Garder un oeil critique sur la tech
I love you ChatGPT

I Love You GPT

« Elle est amoureuse de ChatGPT » - voilà un titre qui attirera sans aucun doute le chaland, et c’était probablement l’objectif de ce journal américain qui voulait narrer à ses lecteurs l’histoire de « Ayrin », cette jeune étasunienne qui, bien que mariée, avait entamé une relation romantique avec le célèbre chatbot d’OpenAI. Elle s’en déclarait donc amoureuse et le journal d’ajouter : « et oui, ils ont des rapports sexuels » ; voilà pour le voyeurisme à tendance sensationnaliste !

Au-delà du côté click-bait évident, et de piètre qualité, sans doute poussé par une nouvelle mécanique de publication imposée par l’arrivée des réseaux sociaux, le journal passe à côté de l’essentiel. Dans l’univers technicien, la question qui saute aux yeux est rarement celle qui compte le plus – c’est ce que nous a si bien montré Spike Jonze dans son film « Her ».

Sorti en 2013, ce film décidément visionnaire, suivait la vie du pauvre Theodore Twombly qui, après un divorce difficile, trouvait affection et réconfort chez un agent conversationnel du nom de Samantha. Si le spectateur peut d’abord se gausser de ce personnage gauche et presque pathétique, le thème principal du film n’est pas là. Comme souvent, quand l’univers de la tech nous montre la lune, nous avons tendance à regarder le doigt.

Le véritable enjeu derrière cette recherche de lien avec la machine pourrait être posé autrement : pourquoi est-ce que des individus de chair et d’os préfèrent aller chercher des bribes de relation avec des lignes de code plutôt que d’aller se confronter à l’altérité de leurs semblables ? Ou, comme l’avait si bien posé la chercheuse Sherry Turkle : « quand nous parlons à des machines, s’agit-il d’une nouvelle forme de compagnie ou d’un renoncement ? »
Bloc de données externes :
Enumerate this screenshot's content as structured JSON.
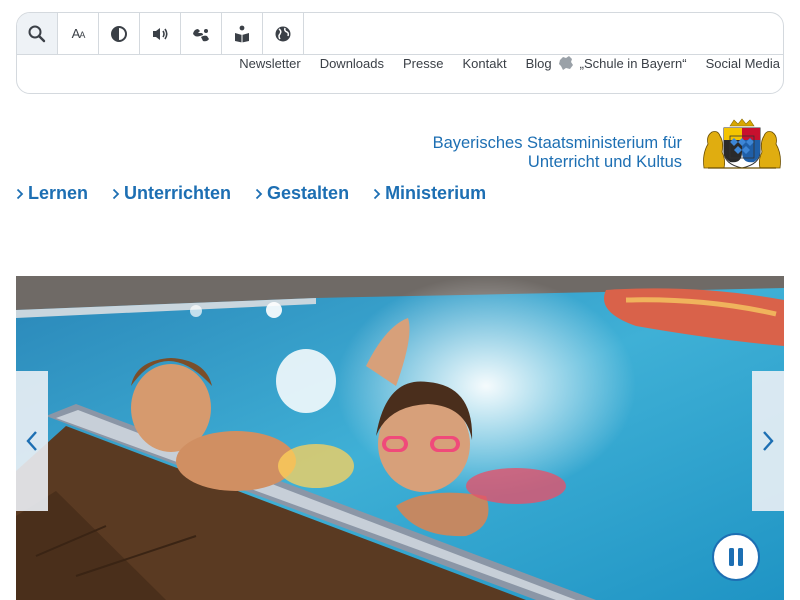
{
  "toolbar": {
    "items": [
      {
        "icon": "search-icon"
      },
      {
        "icon": "font-size-icon",
        "glyph": "AA"
      },
      {
        "icon": "contrast-icon"
      },
      {
        "icon": "read-aloud-icon"
      },
      {
        "icon": "sign-language-icon"
      },
      {
        "icon": "easy-language-icon"
      },
      {
        "icon": "language-globe-icon"
      }
    ]
  },
  "service_nav": {
    "newsletter": "Newsletter",
    "downloads": "Downloads",
    "presse": "Presse",
    "kontakt": "Kontakt",
    "blog": "Blog",
    "blog_name": "„Schule in Bayern“",
    "social_media": "Social Media"
  },
  "header": {
    "ministry_line1": "Bayerisches Staatsministerium für",
    "ministry_line2": "Unterricht und Kultus"
  },
  "main_nav": {
    "items": [
      "Lernen",
      "Unterrichten",
      "Gestalten",
      "Ministerium"
    ]
  },
  "colors": {
    "brand_blue": "#1d6fb3",
    "border": "#d4d9de"
  }
}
Renoncement à sortir d’une bulle ouatée et douillette dans laquelle le numérique nous a enfouis ? Renoncement à embrasser l’Autre avec toutes ses différences, parfois inconfortables et difficiles à appréhender ? Renoncement à réaliser notre humanité dans ce qui la définit : le lien – à soi, à autrui, au monde. Si Aristote disait de nous que nous sommes des animaux politiques, il parlait précisément de cette nécessité que nous avons de nous réunir, d’avoir des projets, d’être en désaccord peut-être, mais d’avancer vers un futur plus désirable.

À vouloir mettre la machine partout (et l’être humain nulle part ?), nous prenons le risque d’en faire un automatisme et de ne même plus nous poser la question de son utilité – loin de toute technophobie, il est nécessaire de rappeler que la tech’ ne peut pas être notre réponse à tout. Utiliser des robots pour s’occuper des personnes âgées, programmer des chatbots pour échanger avec des personnes décédées, se servir d’une IA pour accompagner les élèves en difficulté, inventer des agents conversationnels dont les humains pensent tomber amoureux – il y a ici, pour reprendre le mot de Turkle, comme un renoncement à cette nature politique, relationnelle, qui fait notre humanité.

Mais il est toujours plus facile de créer un modèle de langage, une start-up ou une super app’ que de résoudre les inégalités sociales, le financement de la sécurité sociale, ou la revalorisation des métiers d’infirmier.ère ou d’enseignant.e. Alors on buzze sur la tech.

À l’heure où les plateformes numériques semblent se déréguler à une vitesse inouïe, il n’a jamais été plus important de repenser la place de la relation à cet autre qui nous ressemble tant. Quand règne l’économie de l’attention numérique, il est clé de répondre avec une envie de nous retrouver face-à-face – avec hésitation, avec gêne parfois, avec cette expérience profonde de la rencontre d’autrui comme il est, et qui nous permet de nous afficher tels que nous sommes.

C’est peut-être la meilleure réponse que nous pouvons offrir à l’esprit débridé de « pseudo-liberté » qui gangrène la Silicon Valley. Nous le devons à notre vivre-ensemble. Nous le devons à l’expérience du réel. Nous devons renoncer au renoncement.